The Fanjuls had long been involved in anti-Castro circles, like many other powerful Cuban emigres in the United States, but their real political power has come not from ideological devotion to any cause but rather from crudely pragmatic political spending to enrich themselves and build their sugar empire.
Alfy, the eldest brother, had over the years a well-known relationship with the Clintons, even serving as co-chair of Bill Clinton’s Florida campaign in 1992. When Clinton was in office, Alfy used this connection to convince the president to quietly withdraw support for Vice President Al Gore’s proposal to tax Florida sugar growers a penny per pound to fund the cleanup of the polluted Florida Everglades.
Indeed, the Fanjuls’ farms have been accused for decades of polluting waterways with chemical runoff, not to mention the air pollution generated from burning sugarcane leaves to prepare plants for harvest, which release toxic gasses.
According to data from the Federal Election Commission and Florida’s Department of State, since 1977, the Fanjuls have spent at least $24 million on federal and Florida state campaigns and PACs, giving both to Democrats and Republicans. Recently, they have opted for maximizing their rewards with hefty donations to Trump in all three elections, sticking with the king of MAGA through it all, and contributing a total of more than $7 million to Trump fundraising committees and super PACs.
In return, Trump has obliged with favors like adding tariffs for foreign competitors and pushing Coca-Cola to use cane sugar in their products. The Fanjuls no doubt seek to take advantage. More egregiously, Trump rescinded a Biden administration order from 2022 that banned imports from the Central Romana Corporation—a major exporter of sugar to the U.S. whose top executive is Alfonso Fanjul—because of information indicating widespread abuse of vulnerable workers, including withheld wages, forced labor and hazardous working conditions.
In 2021, Democratic lawmakers called on President Joe Biden to investigate the mistreatment of sugar cane workers in the Dominican Republic, saying inhumane conditions must not be tolerated in the U.S. supply chain.
In 2023, reports indicated the federal agents under the Biden administration were investigating Central Romana, potentially leading to criminal charges. Special agents from Homeland Security Investigations were probing working conditions at the Central Romana. The agents spent days in March secretly interviewing Haitian cane cutters, who were shuttled to a hotel from Central Romana’s sprawling nearby 240,000-acre plantation, where many workers, along with their families, live in ramshackle camps.
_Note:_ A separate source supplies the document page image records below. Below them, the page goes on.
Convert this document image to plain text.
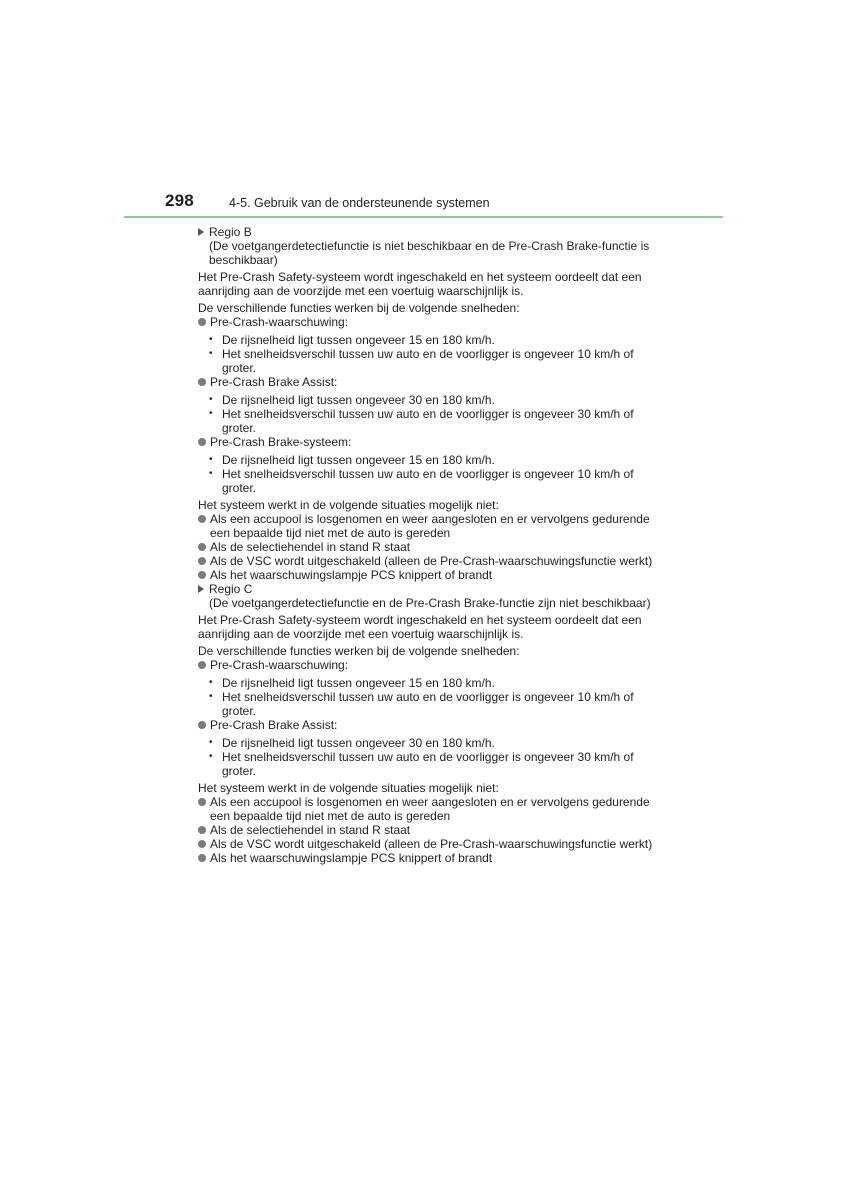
298	4-5. Gebruik van de ondersteunende systemen

Regio B

(De voetgangerdetectiefunctie is niet beschikbaar en de Pre-Crash Brake-functie is beschikbaar)

Het Pre-Crash Safety-systeem wordt ingeschakeld en het systeem oordeelt dat een aanrijding aan de voorzijde met een voertuig waarschijnlijk is.

De verschillende functies werken bij de volgende snelheden:

Pre-Crash-waarschuwing:

• De rijsnelheid ligt tussen ongeveer 15 en 180 km/h.

• Het snelheidsverschil tussen uw auto en de voorligger is ongeveer 10 km/h of groter.

Pre-Crash Brake Assist:

• De rijsnelheid ligt tussen ongeveer 30 en 180 km/h.

• Het snelheidsverschil tussen uw auto en de voorligger is ongeveer 30 km/h of groter.

Pre-Crash Brake-systeem:

• De rijsnelheid ligt tussen ongeveer 15 en 180 km/h.

• Het snelheidsverschil tussen uw auto en de voorligger is ongeveer 10 km/h of groter.

Het systeem werkt in de volgende situaties mogelijk niet:

Als een accupool is losgenomen en weer aangesloten en er vervolgens gedurende een bepaalde tijd niet met de auto is gereden

Als de selectiehendel in stand R staat

Als de VSC wordt uitgeschakeld (alleen de Pre-Crash-waarschuwingsfunctie werkt)

Als het waarschuwingslampje PCS knippert of brandt

Regio C

(De voetgangerdetectiefunctie en de Pre-Crash Brake-functie zijn niet beschikbaar)

Het Pre-Crash Safety-systeem wordt ingeschakeld en het systeem oordeelt dat een aanrijding aan de voorzijde met een voertuig waarschijnlijk is.

De verschillende functies werken bij de volgende snelheden:

Pre-Crash-waarschuwing:

• De rijsnelheid ligt tussen ongeveer 15 en 180 km/h.

• Het snelheidsverschil tussen uw auto en de voorligger is ongeveer 10 km/h of groter.

Pre-Crash Brake Assist:

• De rijsnelheid ligt tussen ongeveer 30 en 180 km/h.

• Het snelheidsverschil tussen uw auto en de voorligger is ongeveer 30 km/h of groter.

Het systeem werkt in de volgende situaties mogelijk niet:

Als een accupool is losgenomen en weer aangesloten en er vervolgens gedurende een bepaalde tijd niet met de auto is gereden

Als de selectiehendel in stand R staat

Als de VSC wordt uitgeschakeld (alleen de Pre-Crash-waarschuwingsfunctie werkt)

Als het waarschuwingslampje PCS knippert of brandt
When Trump recently said, “I do believe I’ll be having the honor of taking Cuba,” it is clear the Fanjuls stand behind him, waiting for their moment to take advantage. In fact, much to the frustration of Cuban-American politicians like Ileana Ros-Lehtinen, Marco Rubio, Mario Díaz-Balart, and others, Alfonso Fanjul visited Cuba a couple of times during Obama’s presidency as part of a Brookings Institution delegation, and in the process met with Cuban officials and discussed business opportunities on the island.
In 2014, hoping to benefit from Obama’s overture toward Cuba, he was quoted saying, “If there is some way the family flag could be taken back to Cuba, then I am happy to do that.” It seems that with Trump now in the White House, and with Fanjul money talking behind him, the way to do that is with a cudgel.
As with all op-eds published by People’s World, the views expressed here are those of the author.